When you let them know you're planning to apply (in the follow-up email or at the end of the call), you've given them the information they need to refer you if they want to. Many will respond with "go ahead and send me your resume and I'll pass it along" or "apply through the official process and send me the link so I can flag your application internally."
If they don't offer and you've had multiple exchanges or a strong conversation, it's okay to ask once, directly and simply: "Would you be comfortable putting in a referral if I apply? I completely understand if that's not something you'd be comfortable doing at this stage."

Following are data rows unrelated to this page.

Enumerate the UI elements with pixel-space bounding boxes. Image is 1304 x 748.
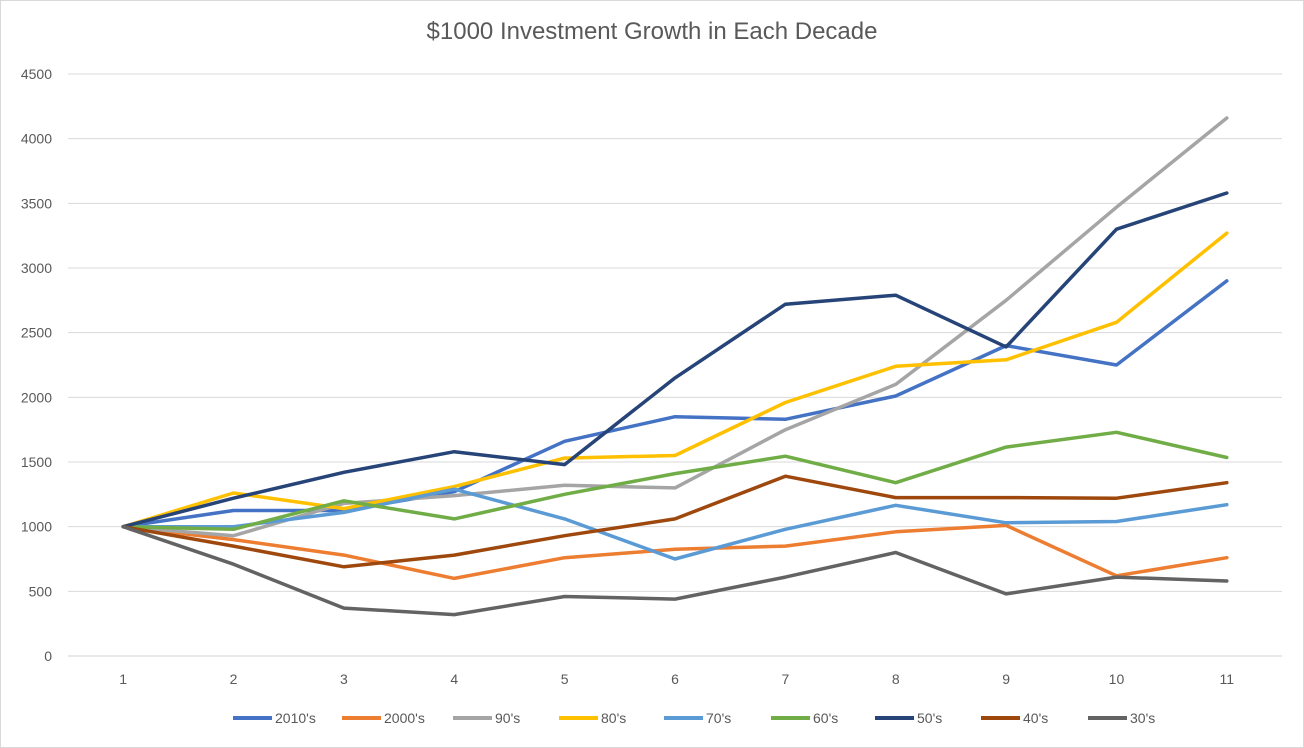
- series-lines: [121, 116, 1229, 617]
- y-tick-label: 4500: [21, 66, 52, 82]
- legend-label: 2000's: [384, 710, 425, 726]
- legend-label: 70's: [706, 710, 731, 726]
- legend-label: 2010's: [275, 710, 316, 726]
- x-tick-label: 10: [1109, 671, 1125, 687]
- y-tick-label: 1000: [21, 519, 52, 535]
- x-tick-label: 4: [450, 671, 458, 687]
- series-line: [121, 231, 1229, 529]
- y-tick-label: 1500: [21, 454, 52, 470]
- x-tick-label: 7: [781, 671, 789, 687]
- x-tick-label: 1: [119, 671, 127, 687]
- x-tick-label: 3: [340, 671, 348, 687]
- legend-label: 90's: [495, 710, 520, 726]
- x-tick-label: 5: [561, 671, 569, 687]
- legend: 2010's 2000's 90's 80's 70's 60's 50's 40's 30's: [233, 710, 1155, 726]
- series-line: [121, 430, 1229, 532]
- series-line: [121, 487, 1229, 561]
- gridlines: [68, 73, 1282, 657]
- series-line: [121, 191, 1229, 529]
- y-axis-ticks: 0 500 1000 1500 2000 2500 3000 3500 4000 4500: [21, 66, 52, 664]
- series-line: [121, 279, 1229, 529]
- legend-label: 50's: [917, 710, 942, 726]
- legend-label: 80's: [601, 710, 626, 726]
- y-tick-label: 4000: [21, 131, 52, 147]
- x-tick-label: 6: [671, 671, 679, 687]
- x-tick-label: 11: [1220, 671, 1235, 687]
- x-tick-label: 9: [1002, 671, 1010, 687]
- legend-label: 60's: [813, 710, 838, 726]
- y-tick-label: 0: [44, 648, 52, 664]
- chart-title: $1000 Investment Growth in Each Decade: [426, 18, 878, 45]
- y-tick-label: 2500: [21, 325, 52, 341]
- y-tick-label: 3000: [21, 260, 52, 276]
- x-tick-label: 2: [230, 671, 238, 687]
- x-axis-ticks: 1 2 3 4 5 6 7 8 9 10 11: [119, 671, 1234, 687]
- y-tick-label: 2000: [21, 389, 52, 405]
- y-tick-label: 3500: [21, 195, 52, 211]
- series-line: [121, 523, 1229, 581]
- series-line: [121, 116, 1229, 538]
- series-line: [121, 474, 1229, 569]
- y-tick-label: 500: [29, 583, 53, 599]
- x-tick-label: 8: [892, 671, 900, 687]
- legend-label: 40's: [1023, 710, 1048, 726]
- series-line: [121, 524, 1229, 617]
- legend-label: 30's: [1130, 710, 1155, 726]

That's a reasonable ask. It gives them a clear out ("not at this stage") and it doesn't pressure them. Most people who have had a good conversation and believe you're a strong candidate will say yes to this.
The referral playbook goes deeper on the mechanics of referrals, including what actually happens when someone refers you and how referrals affect your chances.
Building a Habit, Not a One-Off Strategy
The candidates who get the most out of coffee chats don't treat them as a desperate measure when the job search stalls. They treat them as a regular part of how they operate.
Having one or two conversations a week with people whose careers interest you compounds over time. You build a real network. You get better at the conversations. You learn more about the industry. And you create more surface area for opportunities to find you.
The networking guide for engineers covers how to think about building professional relationships systematically, including how to maintain them over time without it feeling like a chore.
The coffee chat is a small thing done well. It's low-risk to ask for and high-value when it happens. The candidates who take the job search seriously enough to have real conversations with people in the field before they apply are almost always better prepared and better connected than the ones who only ever send applications into the void.